Radiometric resolution: The capability of the sensor to discriminate two targets based on its reflectance/emittance difference; it is measured in terms of the smallest reflectance/emittance that can be detected. Higher the radiometric resolution, smaller the radiance differences that can be detected between two targets.
Temporal resolution: The capability to view the same target, under similar conditions, at regular intervals.


Spectral bands and Structure
The most important criterion for the location of spectral bands is that they should be in the atmospheric window and away from the absorption bands of atmospheric constituents. Field studies have shown that certain spectral bands are best suited for specific themes. The thematic mapper bands are selected based on such investigations.

Electromagnetic spectrum:  The electromagnetic spectrum ranges from the shorter wavelengths (including gamma and x-rays) to the longer wavelengths (including microwaves and broadcast radio waves). There are several regions of the electromagnetic spectrum which are useful for remote sensing. For most purposes, the ultraviolet or UV
Portion of the spectrum has the shortest wavelengths which are practical for remote Sensing. This radiation is just beyond the violet portion of the visible wavelengths, Hence its name. Some Earth surface materials, primarily rocks and minerals, fluoresce or emit visible light when illuminated by UV radiation.
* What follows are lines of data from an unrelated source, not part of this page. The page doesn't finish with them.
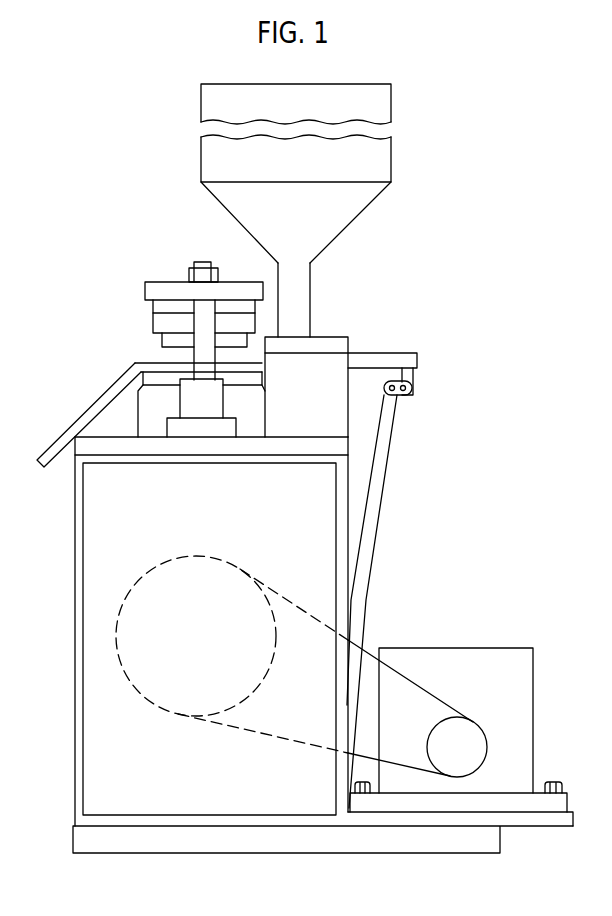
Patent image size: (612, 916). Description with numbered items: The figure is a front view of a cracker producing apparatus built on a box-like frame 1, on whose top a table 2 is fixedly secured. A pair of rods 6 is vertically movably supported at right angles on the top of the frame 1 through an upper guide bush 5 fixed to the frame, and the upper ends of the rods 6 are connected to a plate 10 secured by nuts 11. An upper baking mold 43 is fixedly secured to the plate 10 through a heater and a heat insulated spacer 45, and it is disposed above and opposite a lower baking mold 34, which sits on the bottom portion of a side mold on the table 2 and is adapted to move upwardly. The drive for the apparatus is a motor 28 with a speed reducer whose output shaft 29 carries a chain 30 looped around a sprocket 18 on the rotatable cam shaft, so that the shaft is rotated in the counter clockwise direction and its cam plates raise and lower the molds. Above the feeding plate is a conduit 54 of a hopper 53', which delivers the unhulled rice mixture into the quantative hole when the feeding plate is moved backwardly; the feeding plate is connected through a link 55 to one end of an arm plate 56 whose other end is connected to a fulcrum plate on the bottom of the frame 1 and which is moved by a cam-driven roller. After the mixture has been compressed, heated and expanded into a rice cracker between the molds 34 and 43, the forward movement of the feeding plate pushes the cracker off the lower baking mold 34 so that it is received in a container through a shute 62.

The box-like frame 1 is at (74, 523).
The table 2 is at (297, 443).
The upper guide bush 5 is at (224, 408).
The rods 6 is at (205, 315).
The plate 10 is at (176, 287).
The nuts 11 is at (218, 277).
The sprocket 18 is at (200, 558).
The motor 28 is at (475, 663).
The output shaft 29 is at (473, 738).
The chain 30 is at (420, 689).
The lower baking mold 34 is at (258, 385).
The upper baking mold 43 is at (157, 340).
The heat insulated spacer 45 is at (149, 303).
The hopper 53' is at (316, 173).
The conduit 54 is at (309, 300).
The link 55 is at (397, 395).
The arm plate 56 is at (372, 506).
The shute 62 is at (92, 404).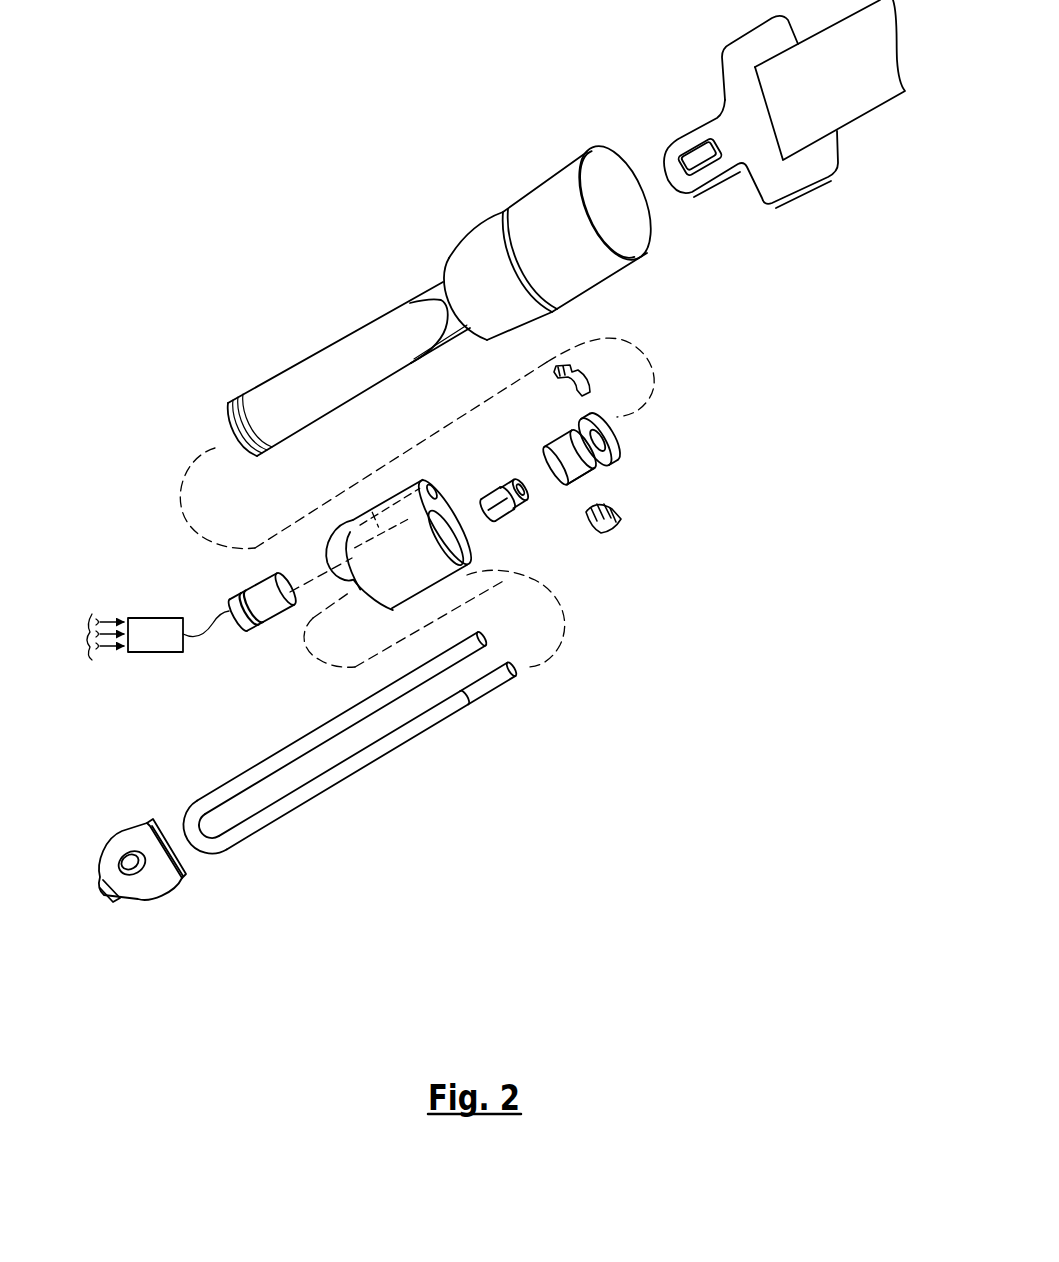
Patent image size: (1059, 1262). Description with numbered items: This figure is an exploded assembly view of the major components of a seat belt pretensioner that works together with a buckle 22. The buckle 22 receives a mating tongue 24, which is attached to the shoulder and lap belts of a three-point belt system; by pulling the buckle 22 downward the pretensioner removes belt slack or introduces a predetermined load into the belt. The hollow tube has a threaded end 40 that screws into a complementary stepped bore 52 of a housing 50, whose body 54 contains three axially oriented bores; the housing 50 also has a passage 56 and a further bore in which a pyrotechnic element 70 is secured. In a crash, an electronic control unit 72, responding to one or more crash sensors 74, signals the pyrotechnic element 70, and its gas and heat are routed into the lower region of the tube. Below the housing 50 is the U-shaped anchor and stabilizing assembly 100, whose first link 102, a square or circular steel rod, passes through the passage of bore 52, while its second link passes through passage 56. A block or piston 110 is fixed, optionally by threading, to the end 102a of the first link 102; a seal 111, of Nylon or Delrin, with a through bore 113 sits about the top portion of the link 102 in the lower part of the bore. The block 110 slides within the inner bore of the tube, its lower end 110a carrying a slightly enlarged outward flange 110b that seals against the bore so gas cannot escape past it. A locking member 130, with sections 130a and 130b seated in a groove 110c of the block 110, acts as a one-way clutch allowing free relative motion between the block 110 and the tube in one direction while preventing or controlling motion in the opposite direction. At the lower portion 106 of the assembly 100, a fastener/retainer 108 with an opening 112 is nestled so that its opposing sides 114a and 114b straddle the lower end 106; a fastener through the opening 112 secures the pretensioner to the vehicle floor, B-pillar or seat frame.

The buckle 22 is at (472, 204).
The mating tongue 24 is at (812, 200).
The threaded end of the tube 40 is at (253, 397).
The housing 50 is at (328, 535).
The stepped bore 52 is at (450, 538).
The body 54 is at (350, 532).
The passage 56 is at (371, 513).
The pyrotechnic element 70 is at (231, 628).
The electronic control unit 72 is at (155, 650).
The crash sensors 74 is at (88, 637).
The anchor and stabilizing assembly 100 is at (377, 767).
The first link 102 is at (389, 740).
The end of the first link 102a is at (515, 683).
The lower portion of the assembly 106 is at (230, 845).
The fastener/retainer 108 is at (161, 882).
The block or piston 110 is at (622, 467).
The lower end of the block 110a is at (553, 440).
The outward flange 110b is at (558, 488).
The groove 110c is at (606, 460).
The seal 111 is at (502, 484).
The opening 112 is at (126, 852).
The through bore 113 is at (532, 482).
The opposing side of the retainer 114a is at (140, 823).
The opposing side of the retainer 114b is at (175, 860).
The locking member 130 is at (641, 473).
The locking member section 130a is at (628, 517).
The locking member section 130b is at (592, 384).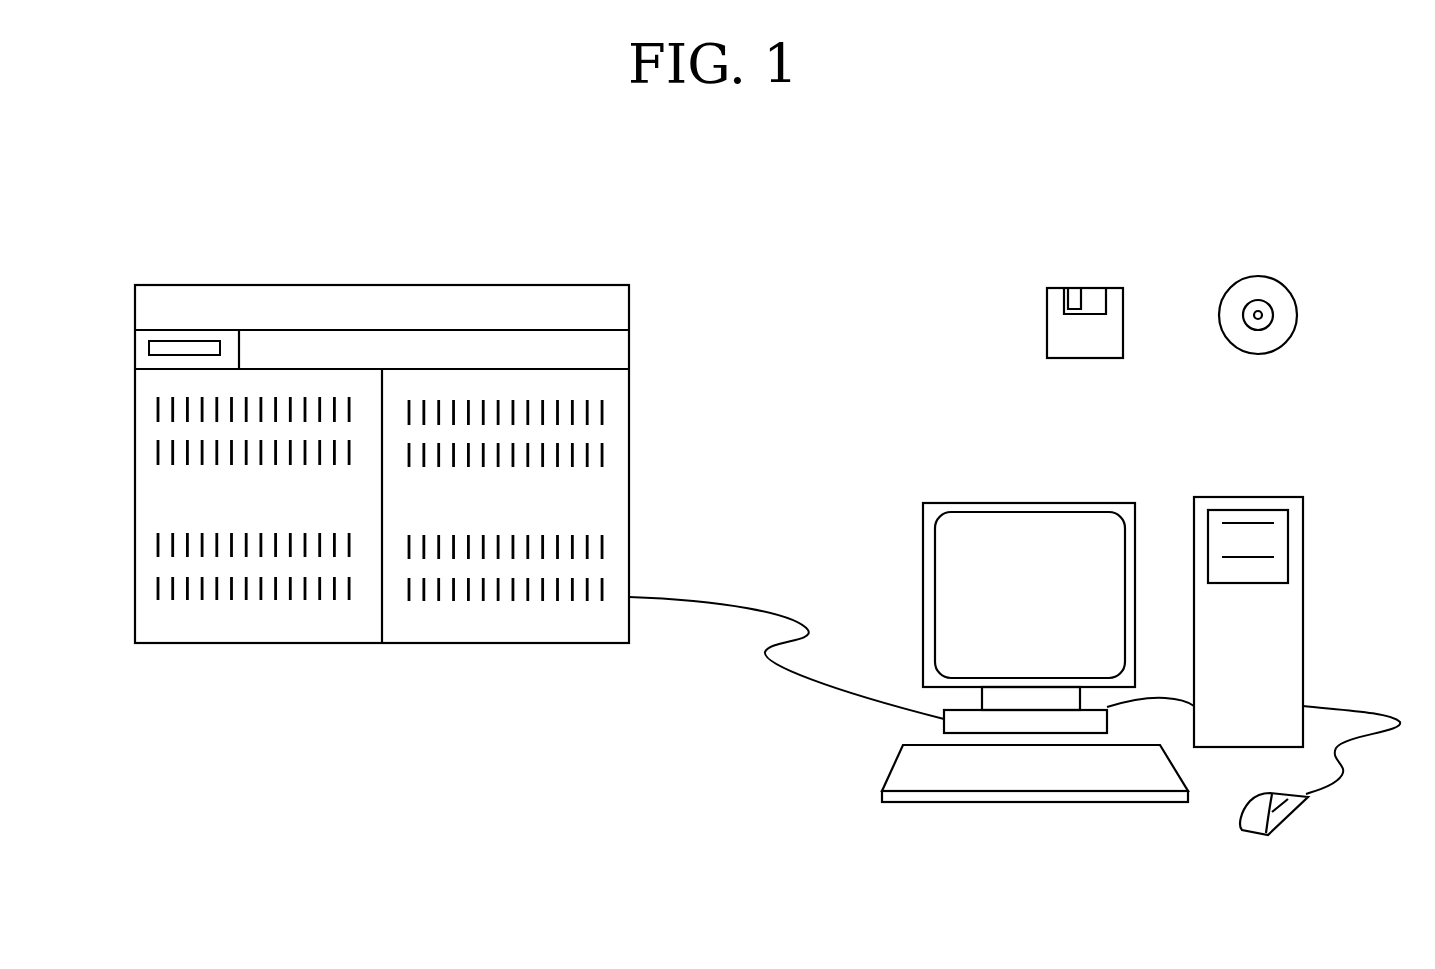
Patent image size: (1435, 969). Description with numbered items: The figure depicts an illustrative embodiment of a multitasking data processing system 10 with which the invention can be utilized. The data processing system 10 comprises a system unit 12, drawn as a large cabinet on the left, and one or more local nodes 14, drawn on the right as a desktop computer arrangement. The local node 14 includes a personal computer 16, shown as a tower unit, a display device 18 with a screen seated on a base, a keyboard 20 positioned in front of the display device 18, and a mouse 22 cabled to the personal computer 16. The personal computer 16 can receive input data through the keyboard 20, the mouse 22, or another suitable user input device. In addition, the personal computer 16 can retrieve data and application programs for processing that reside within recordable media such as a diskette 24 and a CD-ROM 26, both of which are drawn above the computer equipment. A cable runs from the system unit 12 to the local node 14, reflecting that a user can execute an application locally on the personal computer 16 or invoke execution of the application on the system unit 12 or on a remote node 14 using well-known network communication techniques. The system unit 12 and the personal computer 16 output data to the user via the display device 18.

The data processing system 10 is at (670, 343).
The system unit 12 is at (548, 286).
The local node 14 is at (1150, 856).
The personal computer 16 is at (1241, 497).
The display device 18 is at (1065, 505).
The keyboard 20 is at (962, 803).
The mouse 22 is at (1280, 822).
The diskette 24 is at (1047, 312).
The CD-ROM 26 is at (1232, 289).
Earth observation satellite
Earth observation satellites are satellites specifically designed for Earth observation from orbit, similar to spy satellites but intended for non-military uses such as environmental monitoring, meteorology, map making etc.
The Earth observation satellites ERS-1, ERS-2 and Envisat of European Space Agency as well as the MetOp spacecraft of EUMETSAT are all operated at altitudes of about 800 km. The Proba-1, Proba-2 and SMOS spacecraft of European Space Agency are observing the Earth from an altitude of about 700 km. The Earth observation satellites of UAE, DubaiSat-1 & DubaiSat-2 are also placed in Low Earth Orbits (LEO) orbits and providing satellite imagery of various parts of the Earth.